A las doce en punto nos instalamos con grandes precauciones en el montacargas y fuimos descendiendo hasta el segundo piso. Gracias a las manipulaciones de Poirot, la puerta de madera se abrió rápidamente. De la despensa pasamos a la cocina, donde nos acomodamos en sendas sillas, dejando entreabierta la puerta del recibidor.

—Ahora sólo tenemos que esperar —dijo Poirot, contento y cerrando los ojos.

La espera se me hizo interminable. Tenía miedo de quedarme dormido. Cuando me parecía que llevábamos allí unas ocho horas... y en realidad había transcurrido sólo una hora y veinte minutos, como luego averigüé... llegó a mis oídos un ligero rumor y noté que Poirot asía mi mano. Me puse en pie y juntos nos acercamos silenciosamente al recibidor. El ruido venía de allí. Poirot acercó sus labios a mi oído.

—Es la puerta principal. Están quitando la cerradura. Cuando yo le avise, y no antes, salte por detrás sobre él y sujétele con fuerza. Tenga cuidado porque llevará un cuchillo.

Al fin se oyó un crujido final y un pequeño círculo de luz penetró en la estancia. Se extinguió inmediatamente y luego la puerta se fue abriendo despacio. Poirot y yo pegamos nuestras espaldas a la pared, y oí la respiración de un hombre que pasaba ante nosotros. Luego volvió a encender su linterna, y en aquel momento Poirot siseó a mi oído:


Allez
.

Saltamos a un tiempo. Poirot, con un movimiento rápido, envolvió la cabeza del intruso con una ligera bufanda de lana, mientras yo sujetaba sus brazos. Todo se llevó a cabo silenciosamente. Le quité la daga de la mano, y en tanto que Poirot lo amordazaba, yo saqué mi revólver para que pudiera verlo y comprender que toda resistencia sería inútil. Cuando dejó de debatirse, Poirot acercó sus labios a su oído y empezó a susurrar a toda velocidad. Al cabo de unos instantes el hombre asintió. Luego, imponiendo silencio con un gesto, Poirot salió del piso y empezó a bajar la escalera. Nuestro prisionero le seguía y yo cerraba la marcha encañonándole con el revólver. Cuando estuvimos en la calle, al momento Poirot volvióse hacia mí.

—Hay un taxi parado en la esquina. Deme el revólver. Ahora ya no lo necesitamos.

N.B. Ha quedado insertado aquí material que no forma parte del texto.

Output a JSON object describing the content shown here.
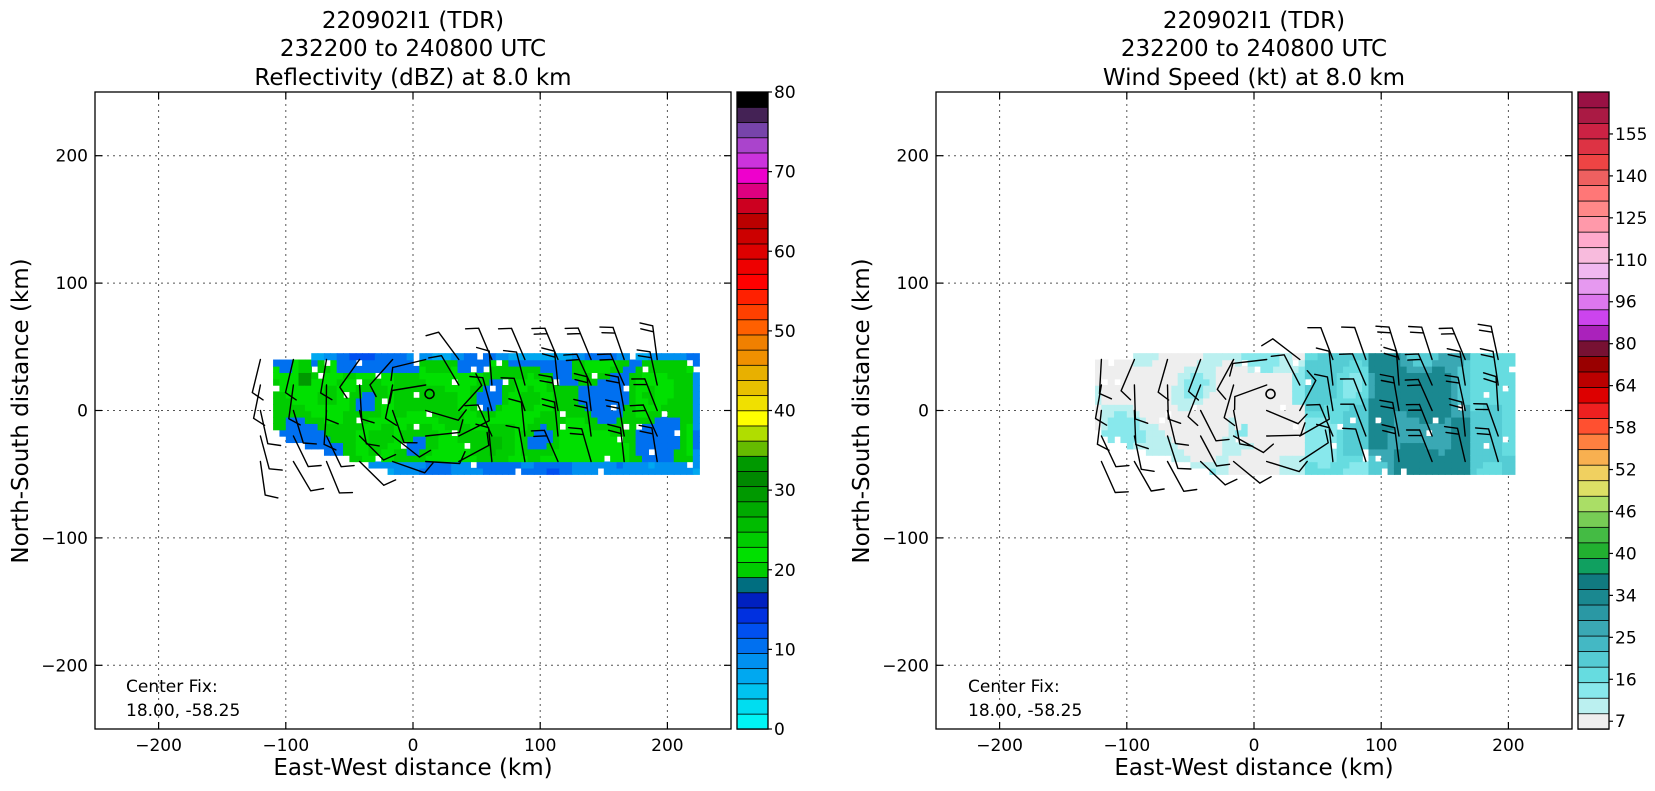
{
  "chart_data": [
    {
      "type": "heatmap",
      "title_lines": [
        "220902I1 (TDR)",
        "232200 to 240800 UTC",
        "Reflectivity (dBZ) at 8.0 km"
      ],
      "xlabel": "East-West distance (km)",
      "ylabel": "North-South distance (km)",
      "xlim": [
        -250,
        250
      ],
      "ylim": [
        -250,
        250
      ],
      "xticks": [
        -200,
        -100,
        0,
        100,
        200
      ],
      "yticks": [
        -200,
        -100,
        0,
        100,
        200
      ],
      "grid": true,
      "annotation_lines": [
        "Center Fix:",
        "18.00, -58.25"
      ],
      "center_marker": [
        13,
        13
      ],
      "field": "reflectivity",
      "colorbar": {
        "min": 0,
        "max": 80,
        "labels": [
          0,
          10,
          20,
          30,
          40,
          50,
          60,
          70,
          80
        ],
        "colors": [
          "#00f5f5",
          "#00ddf0",
          "#00c3f0",
          "#00a8f0",
          "#0090f0",
          "#0070f0",
          "#0050f0",
          "#0030e0",
          "#0020c0",
          "#006e80",
          "#00cc00",
          "#00e000",
          "#00cc00",
          "#00bb00",
          "#00aa00",
          "#009900",
          "#008800",
          "#009900",
          "#66bb00",
          "#b0dd00",
          "#ffff00",
          "#f0e000",
          "#e8c000",
          "#e8b000",
          "#f09000",
          "#f08000",
          "#ff6000",
          "#ff4000",
          "#ff2000",
          "#ff0000",
          "#ee0000",
          "#dd0000",
          "#cc0000",
          "#bb0000",
          "#cc0020",
          "#dd0080",
          "#ee00cc",
          "#cc33dd",
          "#aa44cc",
          "#7744aa",
          "#442255",
          "#000000"
        ]
      },
      "data_extent": {
        "x": [
          -110,
          225
        ],
        "y": [
          -50,
          45
        ]
      }
    },
    {
      "type": "heatmap",
      "title_lines": [
        "220902I1 (TDR)",
        "232200 to 240800 UTC",
        "Wind Speed (kt) at 8.0 km"
      ],
      "xlabel": "East-West distance (km)",
      "ylabel": "North-South distance (km)",
      "xlim": [
        -250,
        250
      ],
      "ylim": [
        -250,
        250
      ],
      "xticks": [
        -200,
        -100,
        0,
        100,
        200
      ],
      "yticks": [
        -200,
        -100,
        0,
        100,
        200
      ],
      "grid": true,
      "annotation_lines": [
        "Center Fix:",
        "18.00, -58.25"
      ],
      "center_marker": [
        13,
        13
      ],
      "field": "wind_speed",
      "colorbar": {
        "labels": [
          7,
          16,
          25,
          34,
          40,
          46,
          52,
          58,
          64,
          80,
          96,
          110,
          125,
          140,
          155
        ],
        "colors": [
          "#eeeeee",
          "#bbf0f0",
          "#88e8ec",
          "#66dce0",
          "#55ccd4",
          "#44b8c4",
          "#3aa8b4",
          "#2a98a4",
          "#1a8890",
          "#117a80",
          "#10a060",
          "#22b030",
          "#44bb44",
          "#77cc55",
          "#aade66",
          "#dde066",
          "#f0d060",
          "#f8b050",
          "#ff8040",
          "#ff5030",
          "#ee2020",
          "#dd0000",
          "#bb0000",
          "#990000",
          "#771133",
          "#aa22bb",
          "#cc44ee",
          "#dd77ee",
          "#e699f0",
          "#f0b8f0",
          "#f8bbdd",
          "#ffaacc",
          "#ff99aa",
          "#ff8888",
          "#ff7777",
          "#ee6060",
          "#ee4444",
          "#dd3344",
          "#cc2244",
          "#aa1a44",
          "#991144"
        ]
      },
      "data_extent": {
        "x": [
          -125,
          205
        ],
        "y": [
          -50,
          45
        ]
      }
    }
  ]
}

—Pero ¿y si intenta escapar?

Poirot sonrió.

—No hay cuidado.

Regresé con el taxi. Poirot había quitado la mordaza al desconocido y yo lancé una exclamación de verdadera sorpresa.

—No es un japonés —dije a Poirot en un susurro.—¡La observación ha sido siempre su fuerte, Hastings! Nada se le escapa. No, este hombre no es japonés, sino italiano.

Subimos al taxi y Poirot dijo al chófer una dirección del Bosque de St. John. Ahora estaba completamente a oscuras y no quería preguntarle adónde íbamos. Traté en vano de adivinar cuáles eran sus intenciones.

Nos apeamos ante la puerta de una casita situada cerca de la carretera. Un peatón ligeramente beodo casi tropieza con Poirot en la acera, y éste le dijo algo que no pude entender. Subimos los escalones de la entrada, y después de pulsar el timbre Poirot nos dijo que nos apartásemos de la puerta. No hubo respuesta y llamó una y otra vez. Por último asió el picaporte y con él golpeó la puerta durante varios minutos con todas sus fuerzas.

De pronto se encendió una luz y la puerta fue abierta con toda precaución.

—¿Qué diablos quieren ustedes? —preguntó una irritada voz masculina.

—Deseo ver al doctor. Mi esposa se ha puesto enferma.

—Aquí no hay ningún doctor.

El hombre se disponía a cerrar, mas Poirot introdujo el pie con decisión entre la puerta y el quicio, convirtiéndose de pronto en la caricatura de un francés irritado.

—¿Qué dice usted? ¿Qué no hay ningún médico? ¡Daré parte a la policía! ¡Tiene que acompañarme! Me quedaré aquí y llamaré toda la noche.

—Mi querido amigo... —La puerta se abrió de nuevo y el hombre en batín y zapatillas, se adelantó para apaciguar a Poirot, dirigiendo una mirada inquieta a su alrededor.

—Llamaré a la policía.

Poirot se puso a bajar los escalones.

—¡No, no lo haga, por amor de Dios! —El hombre corrió tras él.

De un empujón, Poirot lo lanzó al suelo, y al minuto siguiente los tres estábamos en el interior de la casa y cerramos la puerta.

—De prisa... por aquí. —Poirot nos condujo hasta la habitación más próxima y encendió la luz—. Y usted... detrás de la cortina.

—Sí, signor —dijo el italiano, deslizándose rápidamente tras los pliegues del terciopelo rosado que enmarcaba la ventana.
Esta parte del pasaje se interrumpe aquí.